Up to now all the successes -- all the detections of new elements that have gained the acceptance of the scientific community -- have come from induced fusion reactions or bombardment of nuclei with energetic neutrons. The other approach has not been as fruitful. According to one of the leaders in the field, Georgy N. Flerov of the Joint Institute for Nuclear Research at Dubna in the Soviet Union, searches of minerals have shown evidence for fission events that cannot be assigned to known species, but no kind of identification has been possible.

So far the heaviest element claimed by any researchers in the field is element 110, which has been the object of experiments by a Dubna group led by Yuri Oganessian. Flerov recently sent SCIENCE NEWS two papers -- one on Dubna's latest work on this element, authored by Oganessian and 15 other scientists from the Soviet Union, romania, France and the German Democratic Republic, the other a review of the program in general, in which Flerov expresses his belief in the feasibility of going for atomic numbers higher than 110.

A number of laboratories in several countries have participated in the general search for elements heavier than uranium, but up to now the main laboratories involved in claims of discovery have been Dubna, where Flerov has guided the world for decades; the Lawrence Berkeley (Calif.) Laboratory, where Glenn T. Seaborg has been the overall leader; and the Gesellschaft fur Schwerionenforschung (GSI) at Darmstadt, West Germany. GSI, which has an unconfirmed claim to element 109, is now trying to confirm the apparent discovery of element 110.

The earliest discoveries of transuranic elements came out of weapons research during World War II. Later, scientists using the technique of bombarding selected targets with accelerated ions in the hope of making two nuclei fuse into a bigger one experienced several successes, including the generally accepted discoveries of elements 104 and 105 as well as claims to the discovery of some of the higher numbers. Then followed a long period of difficulty to which Flerov refers in one of the papers he recently sent to SCIENCE NEWS. The difficult period led many experts to conclude that the island of stability would never be reached, but Flerov remains optimistic. In his review paper he writes, "In our view, however, attempts to produce new elements with [atomic numbers equal to or higher than 110] can and must be pursued." Dubna's first evidence for element 110 was reported a little less than two years ago (SN: 5/17/86, p.319).

The experiments are usually done by selecting a fusion reaction calculated to yield a particular transuranic element. Experimenters determine the appropriate reaction by adding up neutrons and protons in the reacting elements, making allowance, where nuclear dynamics demands it, for the release of one or more free neutrons in the reaction. Then they bombard targets made of one element with accelerated ions of the other.

The key to finding a new transuranic element is the observation of a source of nuclear fission or of alpha-particle decay that does not correspond to any nuclear species already known. Such activity can be attributed to the particular transuranic element being sought, and on this basis several claims have been made, including Dubna's claim to element 110, as related in the previously mentioned paper by Oganessian et al.

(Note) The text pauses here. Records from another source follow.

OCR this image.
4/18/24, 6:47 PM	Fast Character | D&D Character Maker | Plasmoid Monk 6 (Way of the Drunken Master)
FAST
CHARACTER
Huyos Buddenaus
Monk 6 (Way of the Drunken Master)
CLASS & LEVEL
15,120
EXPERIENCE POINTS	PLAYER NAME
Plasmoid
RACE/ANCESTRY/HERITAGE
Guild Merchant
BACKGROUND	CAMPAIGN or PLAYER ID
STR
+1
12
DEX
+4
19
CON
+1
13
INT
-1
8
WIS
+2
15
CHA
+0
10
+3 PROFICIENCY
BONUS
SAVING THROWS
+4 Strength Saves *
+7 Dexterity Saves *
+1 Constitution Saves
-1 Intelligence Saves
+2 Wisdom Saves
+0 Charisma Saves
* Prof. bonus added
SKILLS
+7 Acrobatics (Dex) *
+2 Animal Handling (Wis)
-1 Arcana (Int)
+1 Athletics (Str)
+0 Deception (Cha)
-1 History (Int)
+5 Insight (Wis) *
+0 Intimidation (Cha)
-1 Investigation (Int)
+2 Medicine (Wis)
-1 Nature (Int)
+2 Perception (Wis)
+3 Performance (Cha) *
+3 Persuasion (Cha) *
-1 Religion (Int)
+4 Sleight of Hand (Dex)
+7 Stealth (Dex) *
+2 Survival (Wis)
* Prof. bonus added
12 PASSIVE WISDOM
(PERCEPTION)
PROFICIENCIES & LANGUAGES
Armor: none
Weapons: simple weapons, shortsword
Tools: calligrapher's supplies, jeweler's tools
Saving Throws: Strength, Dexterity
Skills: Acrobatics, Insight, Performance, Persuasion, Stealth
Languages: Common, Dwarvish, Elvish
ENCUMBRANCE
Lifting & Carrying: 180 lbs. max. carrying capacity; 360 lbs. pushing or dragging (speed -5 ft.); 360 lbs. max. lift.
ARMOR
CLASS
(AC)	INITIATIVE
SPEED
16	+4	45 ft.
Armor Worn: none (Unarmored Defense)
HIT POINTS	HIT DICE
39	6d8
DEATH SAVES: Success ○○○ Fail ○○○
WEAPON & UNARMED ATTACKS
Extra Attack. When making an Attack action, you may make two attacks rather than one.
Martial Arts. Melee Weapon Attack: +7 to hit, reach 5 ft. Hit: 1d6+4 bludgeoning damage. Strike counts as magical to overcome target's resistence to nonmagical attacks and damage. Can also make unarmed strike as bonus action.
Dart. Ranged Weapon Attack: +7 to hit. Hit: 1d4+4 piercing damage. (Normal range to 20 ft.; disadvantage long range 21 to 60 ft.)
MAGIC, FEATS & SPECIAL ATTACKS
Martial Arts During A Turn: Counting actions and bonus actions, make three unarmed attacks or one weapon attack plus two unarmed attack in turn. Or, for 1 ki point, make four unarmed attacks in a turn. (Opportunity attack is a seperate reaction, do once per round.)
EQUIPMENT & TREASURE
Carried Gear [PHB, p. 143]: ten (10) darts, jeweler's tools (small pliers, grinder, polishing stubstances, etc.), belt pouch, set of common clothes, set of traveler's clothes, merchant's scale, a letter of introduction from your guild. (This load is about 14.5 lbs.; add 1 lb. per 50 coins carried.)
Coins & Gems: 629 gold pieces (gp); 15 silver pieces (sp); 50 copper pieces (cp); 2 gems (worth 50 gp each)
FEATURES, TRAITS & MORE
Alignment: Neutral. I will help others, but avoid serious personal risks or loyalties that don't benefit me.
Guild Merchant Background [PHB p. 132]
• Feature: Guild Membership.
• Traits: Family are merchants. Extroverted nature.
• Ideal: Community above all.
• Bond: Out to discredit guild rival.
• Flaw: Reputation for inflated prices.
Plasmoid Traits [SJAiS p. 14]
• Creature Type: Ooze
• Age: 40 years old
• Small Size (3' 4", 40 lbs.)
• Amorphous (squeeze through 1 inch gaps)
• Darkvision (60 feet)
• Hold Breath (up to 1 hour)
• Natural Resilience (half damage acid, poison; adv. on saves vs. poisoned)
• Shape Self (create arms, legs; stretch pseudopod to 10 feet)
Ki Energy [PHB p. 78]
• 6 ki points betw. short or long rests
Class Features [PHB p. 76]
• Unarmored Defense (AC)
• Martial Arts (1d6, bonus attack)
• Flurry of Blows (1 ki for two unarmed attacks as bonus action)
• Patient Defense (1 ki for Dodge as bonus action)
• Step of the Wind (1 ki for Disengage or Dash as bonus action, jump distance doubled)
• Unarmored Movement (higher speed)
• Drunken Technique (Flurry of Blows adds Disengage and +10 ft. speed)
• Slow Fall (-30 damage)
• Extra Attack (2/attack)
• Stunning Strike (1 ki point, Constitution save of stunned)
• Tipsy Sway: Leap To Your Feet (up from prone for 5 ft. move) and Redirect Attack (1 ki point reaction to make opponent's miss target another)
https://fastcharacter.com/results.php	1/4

For certainty, however, the scientific community at large requires specific kinds of confirmation, particularly the identification of the products of the fission or the alpha decay to see that they are the nuclei that nuclear dynamics would expect to come from the transuranic element in question. The identification is extremely difficult, as the quantities involved are minute--often no more than a few atoms. Discoveries of elements 104 and 105 are generally accepted on this basis. Claims to higher atomic numbers, particularly 110, still await that kind of confirmation.